La conséquence pratique tient en une phrase : la lecture des conditions générales et particulières du contrat s’impose avant l’hiver, pas après le sinistre. Un propriétaire qui a laissé un logement sans chauffage ni vidange pendant plusieurs semaines de gel s’expose à une réduction, voire à un refus d’indemnisation, selon les stipulations retenues.
Quelques éléments simples renforcent un dossier. La facture d’énergie qui atteste d’une consommation de chauffage pendant la période, le relevé d’un thermostat connecté, la fiche d’intervention d’un professionnel ayant réalisé la vidange, ou le témoignage écrit d’un tiers ayant assuré des passages réguliers. Ces pièces coûtent peu à réunir et pèsent lourd le jour où l’expert cherche à établir si les précautions attendues ont bien été prises.
Si le gel a déjà bloqué une canalisation
Un robinet qui ne donne plus rien par temps très froid signale un bouchon de glace. Trois réflexes s’imposent, dans cet ordre.
Fermer d’abord l’arrivée d’eau générale, ou au minimum le robinet d’arrêt du secteur concerné. Cette précaution limite le volume qui s’écoulera si la canalisation est déjà fissurée. Ouvrir ensuite le robinet situé en aval du bouchon, pour offrir une échappatoire à la pression pendant le dégel et pour savoir immédiatement quand la circulation revient. Réchauffer enfin la zone très progressivement, en remontant la température ambiante du local et en utilisant au besoin des serviettes chaudes ou un appareil soufflant à distance raisonnable.

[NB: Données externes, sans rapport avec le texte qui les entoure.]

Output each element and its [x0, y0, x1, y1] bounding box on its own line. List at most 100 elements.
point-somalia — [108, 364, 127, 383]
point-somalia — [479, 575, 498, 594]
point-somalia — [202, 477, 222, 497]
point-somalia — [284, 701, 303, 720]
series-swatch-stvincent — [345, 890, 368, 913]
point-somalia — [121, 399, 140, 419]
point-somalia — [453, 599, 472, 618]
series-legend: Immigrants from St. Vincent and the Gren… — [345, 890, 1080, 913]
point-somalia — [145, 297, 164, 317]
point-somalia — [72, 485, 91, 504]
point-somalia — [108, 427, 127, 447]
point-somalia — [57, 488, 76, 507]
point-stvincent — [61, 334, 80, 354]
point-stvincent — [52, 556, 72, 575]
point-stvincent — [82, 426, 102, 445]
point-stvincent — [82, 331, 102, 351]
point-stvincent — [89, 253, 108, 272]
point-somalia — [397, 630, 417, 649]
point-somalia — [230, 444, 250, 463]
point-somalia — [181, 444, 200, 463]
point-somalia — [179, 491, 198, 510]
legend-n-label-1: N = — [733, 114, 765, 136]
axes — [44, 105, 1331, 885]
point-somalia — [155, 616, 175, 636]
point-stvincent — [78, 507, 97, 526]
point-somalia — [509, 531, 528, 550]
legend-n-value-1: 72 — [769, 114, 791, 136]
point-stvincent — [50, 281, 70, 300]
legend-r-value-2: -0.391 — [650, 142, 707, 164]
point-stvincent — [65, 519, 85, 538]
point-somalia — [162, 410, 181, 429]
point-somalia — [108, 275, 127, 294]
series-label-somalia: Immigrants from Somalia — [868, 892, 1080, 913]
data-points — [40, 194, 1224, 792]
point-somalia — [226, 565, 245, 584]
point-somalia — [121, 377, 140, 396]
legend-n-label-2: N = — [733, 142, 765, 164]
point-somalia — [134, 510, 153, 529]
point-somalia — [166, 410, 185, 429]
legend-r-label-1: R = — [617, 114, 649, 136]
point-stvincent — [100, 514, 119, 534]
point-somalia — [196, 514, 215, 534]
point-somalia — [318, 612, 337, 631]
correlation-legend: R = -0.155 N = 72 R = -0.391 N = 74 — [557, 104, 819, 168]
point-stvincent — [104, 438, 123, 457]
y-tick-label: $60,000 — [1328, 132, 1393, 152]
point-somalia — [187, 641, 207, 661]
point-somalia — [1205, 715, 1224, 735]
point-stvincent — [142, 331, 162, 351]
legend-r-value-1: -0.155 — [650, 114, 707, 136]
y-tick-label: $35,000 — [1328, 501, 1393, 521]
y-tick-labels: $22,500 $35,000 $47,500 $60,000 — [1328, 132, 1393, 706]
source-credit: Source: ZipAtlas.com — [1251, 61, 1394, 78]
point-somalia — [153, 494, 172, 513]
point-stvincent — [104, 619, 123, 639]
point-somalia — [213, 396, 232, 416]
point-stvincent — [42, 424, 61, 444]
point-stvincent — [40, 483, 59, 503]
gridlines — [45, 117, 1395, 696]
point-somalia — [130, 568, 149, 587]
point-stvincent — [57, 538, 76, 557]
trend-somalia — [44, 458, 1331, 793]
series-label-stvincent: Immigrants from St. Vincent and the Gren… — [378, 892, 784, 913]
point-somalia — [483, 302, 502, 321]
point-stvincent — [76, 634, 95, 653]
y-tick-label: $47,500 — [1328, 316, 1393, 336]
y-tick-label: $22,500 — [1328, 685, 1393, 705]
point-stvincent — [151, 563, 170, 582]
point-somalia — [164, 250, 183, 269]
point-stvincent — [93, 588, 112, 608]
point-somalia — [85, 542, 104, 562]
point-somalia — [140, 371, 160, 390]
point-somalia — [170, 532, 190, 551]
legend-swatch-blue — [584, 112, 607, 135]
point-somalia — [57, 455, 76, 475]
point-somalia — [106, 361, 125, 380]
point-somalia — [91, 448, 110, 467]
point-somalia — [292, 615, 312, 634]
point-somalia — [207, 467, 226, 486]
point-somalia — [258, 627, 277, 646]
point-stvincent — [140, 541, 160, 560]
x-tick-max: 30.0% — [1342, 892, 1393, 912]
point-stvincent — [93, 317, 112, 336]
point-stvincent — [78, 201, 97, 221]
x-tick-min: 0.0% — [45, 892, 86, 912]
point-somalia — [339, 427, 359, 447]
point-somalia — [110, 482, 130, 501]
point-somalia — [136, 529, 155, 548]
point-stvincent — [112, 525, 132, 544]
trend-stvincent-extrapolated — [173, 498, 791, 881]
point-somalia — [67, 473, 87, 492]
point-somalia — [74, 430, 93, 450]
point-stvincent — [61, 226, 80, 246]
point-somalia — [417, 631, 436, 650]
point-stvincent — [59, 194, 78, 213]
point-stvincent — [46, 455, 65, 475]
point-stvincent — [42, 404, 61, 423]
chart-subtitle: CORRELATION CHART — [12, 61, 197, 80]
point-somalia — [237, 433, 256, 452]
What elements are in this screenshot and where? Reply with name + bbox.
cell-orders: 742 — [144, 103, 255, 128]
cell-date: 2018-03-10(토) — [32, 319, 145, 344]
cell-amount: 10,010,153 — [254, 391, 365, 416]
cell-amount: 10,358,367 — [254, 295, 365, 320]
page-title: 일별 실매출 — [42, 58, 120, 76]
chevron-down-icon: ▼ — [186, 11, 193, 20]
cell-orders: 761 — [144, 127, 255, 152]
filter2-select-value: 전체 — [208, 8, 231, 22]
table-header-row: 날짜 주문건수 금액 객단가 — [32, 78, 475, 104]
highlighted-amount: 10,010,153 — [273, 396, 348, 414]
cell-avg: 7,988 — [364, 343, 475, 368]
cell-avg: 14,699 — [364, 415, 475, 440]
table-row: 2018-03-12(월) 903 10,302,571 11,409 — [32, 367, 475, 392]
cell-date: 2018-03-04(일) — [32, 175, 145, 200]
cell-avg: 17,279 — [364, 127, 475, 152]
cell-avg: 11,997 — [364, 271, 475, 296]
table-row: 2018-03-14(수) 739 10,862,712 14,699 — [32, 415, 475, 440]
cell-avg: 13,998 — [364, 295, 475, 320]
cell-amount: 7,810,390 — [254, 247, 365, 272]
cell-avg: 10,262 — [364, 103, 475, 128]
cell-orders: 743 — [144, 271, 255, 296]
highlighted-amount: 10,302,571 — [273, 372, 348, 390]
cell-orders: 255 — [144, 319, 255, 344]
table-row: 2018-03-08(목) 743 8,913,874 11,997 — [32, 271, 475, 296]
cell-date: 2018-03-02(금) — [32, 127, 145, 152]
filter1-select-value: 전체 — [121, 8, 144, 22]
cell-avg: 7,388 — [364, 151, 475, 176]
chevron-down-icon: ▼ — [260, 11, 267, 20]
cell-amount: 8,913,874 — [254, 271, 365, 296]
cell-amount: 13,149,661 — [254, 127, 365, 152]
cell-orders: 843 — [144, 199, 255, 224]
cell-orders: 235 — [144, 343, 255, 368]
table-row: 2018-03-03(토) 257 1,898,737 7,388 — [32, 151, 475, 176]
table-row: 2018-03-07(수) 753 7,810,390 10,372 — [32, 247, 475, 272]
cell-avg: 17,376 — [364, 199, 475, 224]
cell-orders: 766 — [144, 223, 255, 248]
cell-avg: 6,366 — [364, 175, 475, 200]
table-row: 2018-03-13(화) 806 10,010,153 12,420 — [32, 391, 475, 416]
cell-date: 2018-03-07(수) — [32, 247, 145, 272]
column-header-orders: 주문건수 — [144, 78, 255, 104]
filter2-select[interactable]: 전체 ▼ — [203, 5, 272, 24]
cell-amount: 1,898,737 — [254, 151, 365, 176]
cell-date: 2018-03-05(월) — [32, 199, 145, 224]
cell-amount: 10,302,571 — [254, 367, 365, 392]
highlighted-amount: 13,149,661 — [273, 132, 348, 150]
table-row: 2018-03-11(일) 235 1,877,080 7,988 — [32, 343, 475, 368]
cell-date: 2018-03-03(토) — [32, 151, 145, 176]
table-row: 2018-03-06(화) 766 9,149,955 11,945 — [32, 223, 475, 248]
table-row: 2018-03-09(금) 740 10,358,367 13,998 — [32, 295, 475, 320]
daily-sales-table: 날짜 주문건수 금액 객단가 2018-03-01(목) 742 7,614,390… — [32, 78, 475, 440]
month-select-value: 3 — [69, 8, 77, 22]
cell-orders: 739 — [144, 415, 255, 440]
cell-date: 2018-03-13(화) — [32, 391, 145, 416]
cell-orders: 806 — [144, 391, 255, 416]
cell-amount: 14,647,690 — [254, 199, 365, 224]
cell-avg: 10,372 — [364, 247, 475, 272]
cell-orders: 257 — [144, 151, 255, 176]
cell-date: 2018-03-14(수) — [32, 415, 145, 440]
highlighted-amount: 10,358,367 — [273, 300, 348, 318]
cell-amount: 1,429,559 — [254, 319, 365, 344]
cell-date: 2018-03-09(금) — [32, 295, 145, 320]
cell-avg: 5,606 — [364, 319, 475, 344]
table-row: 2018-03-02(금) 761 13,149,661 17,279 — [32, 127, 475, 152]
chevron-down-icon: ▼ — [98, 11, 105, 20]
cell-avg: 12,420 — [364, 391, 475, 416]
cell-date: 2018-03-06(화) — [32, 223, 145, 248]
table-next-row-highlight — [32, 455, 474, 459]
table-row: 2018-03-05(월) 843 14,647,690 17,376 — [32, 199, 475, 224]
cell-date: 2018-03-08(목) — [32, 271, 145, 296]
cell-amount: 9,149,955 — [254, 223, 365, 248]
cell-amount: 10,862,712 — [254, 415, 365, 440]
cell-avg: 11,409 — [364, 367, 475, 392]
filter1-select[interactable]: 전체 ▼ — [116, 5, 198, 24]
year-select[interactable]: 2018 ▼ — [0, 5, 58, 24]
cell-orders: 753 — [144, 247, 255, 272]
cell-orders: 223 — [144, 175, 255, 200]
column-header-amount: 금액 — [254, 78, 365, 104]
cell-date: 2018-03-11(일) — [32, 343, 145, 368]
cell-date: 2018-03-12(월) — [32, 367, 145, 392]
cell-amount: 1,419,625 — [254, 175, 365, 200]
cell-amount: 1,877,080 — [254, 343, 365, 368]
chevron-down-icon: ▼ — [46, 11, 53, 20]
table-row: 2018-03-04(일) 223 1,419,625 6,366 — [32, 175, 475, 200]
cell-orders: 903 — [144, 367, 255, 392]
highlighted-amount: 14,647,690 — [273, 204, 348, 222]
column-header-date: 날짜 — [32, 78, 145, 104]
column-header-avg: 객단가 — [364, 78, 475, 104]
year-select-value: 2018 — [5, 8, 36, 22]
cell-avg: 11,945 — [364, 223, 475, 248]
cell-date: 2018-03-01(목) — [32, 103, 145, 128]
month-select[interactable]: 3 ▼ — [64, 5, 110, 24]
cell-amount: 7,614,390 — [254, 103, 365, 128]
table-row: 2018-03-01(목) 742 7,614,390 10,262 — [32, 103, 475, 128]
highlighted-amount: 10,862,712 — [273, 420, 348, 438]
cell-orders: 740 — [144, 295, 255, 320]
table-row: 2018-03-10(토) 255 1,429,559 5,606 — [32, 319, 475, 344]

Une règle ne souffre aucune exception : aucune flamme, aucun chalumeau, aucun décapeur thermique sur une canalisation. Le risque d’incendie est réel, celui de dégrader définitivement un tube plastique ou un joint également. Si le dégel ne s’obtient pas par des moyens doux, ou si le tuyau est inaccessible, l’intervention relève d’un professionnel équipé.
Une fois la circulation rétablie, l’inspection commence. Parcourir chaque point de puisage, observer la pression, chercher les traces d’humidité au sol et sur les murs pendant les vingt-quatre heures qui suivent, relever le compteur avant et après une nuit sans consommation. Une fuite née d’un gel se révèle rarement au premier coup d’oeil. En cas de dégât avéré, les démarches à engager sans attendre sont récapitulées dans notre guide sur les urgences de plomberie, à commencer par la déclaration à l’assureur, qui conditionne l’indemnisation.